Similar to cutting speed, as shown in Fig. 17, the crater morphology can be found under different feed rates, the cutting speed will affect the distance between the center of the crater wear and the tip of the tool (KM). When the feed rate increased from 0.1 to 0.2 mm/r, the KM value increased from 0.15 to 0.25 mm. The change of feed rate will directly affect the tool-chip contact length; the tool-chip contact length increases as the feed rate increases. This means that as feed rate increases, and the deepest point of the crater is farther from the tip of the tool. As is shown in Fig. 17, when the feed rate increased from 0.1 to 0.2 mm/r, the KB value increased from 0.375 to 0.47 mm, it can be seen that the width of the crater also increases with the increase of feed rate.

4.3 The determination of the tool life

By analyzing the influence rule of different parameters on tool wear, the formula of tool life is:

$$ T=\frac{C_T}{v^a{f}^b} $$
(5)

where T is the tool durability, v is the cutting speed, f is the feed quantity, CT is the durability factor (related to cutting tools, workpiece materials and cutting conditions), and a and b are indices.
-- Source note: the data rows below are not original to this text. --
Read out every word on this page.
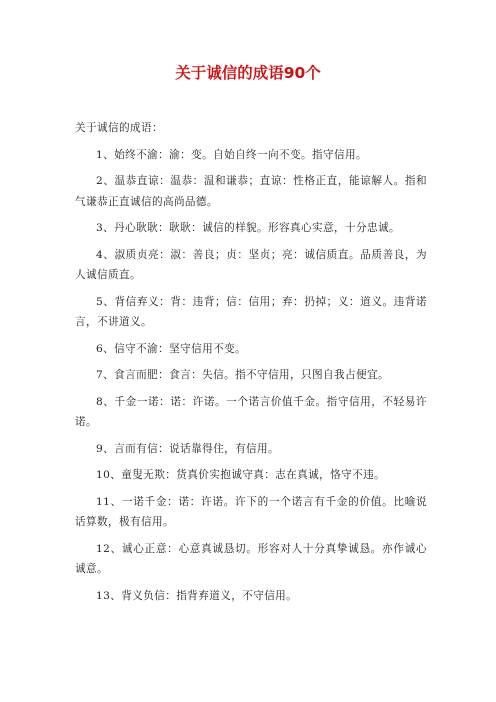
关于诚信的成语90个

关于诚信的成语：

1、始终不渝：渝：变。自始自终一向不变。指守信用。

2、温恭直谅：温恭：温和谦恭；直谅：性格正直，能谅解人。指和气谦恭正直诚信的高尚品德。

3、丹心耿耿：耿耿：诚信的样貌。形容真心实意，十分忠诚。

4、淑质贞亮：淑：善良；贞：坚贞；亮：诚信质直。品质善良，为人诚信质直。

5、背信弃义：背：违背；信：信用；弃：扔掉；义：道义。违背诺言，不讲道义。

6、信守不渝：坚守信用不变。

7、食言而肥：食言：失信。指不守信用，只图自我占便宜。

8、千金一诺：诺：许诺。一个诺言价值千金。指守信用，不轻易许诺。

9、言而有信：说话靠得住，有信用。

10、童叟无欺：货真价实抱诚守真：志在真诚，恪守不违。

11、一诺千金：诺：许诺。许下的一个诺言有千金的价值。比喻说话算数，极有信用。

12、诚心正意：心意真诚恳切。形容对人十分真挚诚恳。亦作诚心诚意。

13、背义负信：指背弃道义，不守信用。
By the linear fitting of the data from the results of the simulations (Figs. 15, 17), the formula a is 2.21, b is 0.63, and CT is e11.03.

Through comparison and analysis, the influence of different cutting parameters on tool wear and access to the tool life of formula shows that the effects of speed on tool wear effect are remarkable, and the feed rate for the influence of tool wear is relatively small. Because the simulation using the orthogonal cutting and the cooling way is dry cutting, the working condition is bad, and tool wear is faster. When cutting speed is lower than 200 m/min, the speed of tool wear is relatively smooth. Therefore, it is recommended that the reasonable parameter range of cemented carbide cutting tool in high-speed dry cutting Ti6Al4V is 90–150 m/min, and the feed rate is 0.10–0.20 mm/r.

5 Conclusion

In this paper, a novel finite element method for the wear analysis of cemented carbide tool during high-speed cutting Ti6Al4V alloy was proposed. The high-speed cutting tests were carried out on Ti6Al4V to verify the tool wear prediction FEM model. The main conclusions are as follows:

  1. (1)

    A novel technique has been introduced to update the geometry of the rake face of the cutting tool without the manual intervention of the numerical simulation. This step is an inevitable condition for analyzing the tool wear geometry.

  2. (2)

    The reliable FEM model of tool wear is built that can consider various wear mechanisms (abrasive wear, adhesive wear, and diffusive wear) occurring in high-speed cutting Ti6Al4V process. The tool wear model, predicting the depth and width of tool wear at any given cutting conditions, was verified by experiments.

  3. (3)

    The influence of cutting speed and feed rate on the tool wear was predicted by the proposed FEM model. The significant impact of the feed rate on the tool life that is less than the impact of the cutting speed was observed. The influence of different machining parameters on tool wear morphology is analyzed. The reasonable parameter range of cemented carbide cutting tool in high-speed dry cutting Ti6Al4V is 90–150 m/min, and the feed rate is 0.10–0.20 mm/r.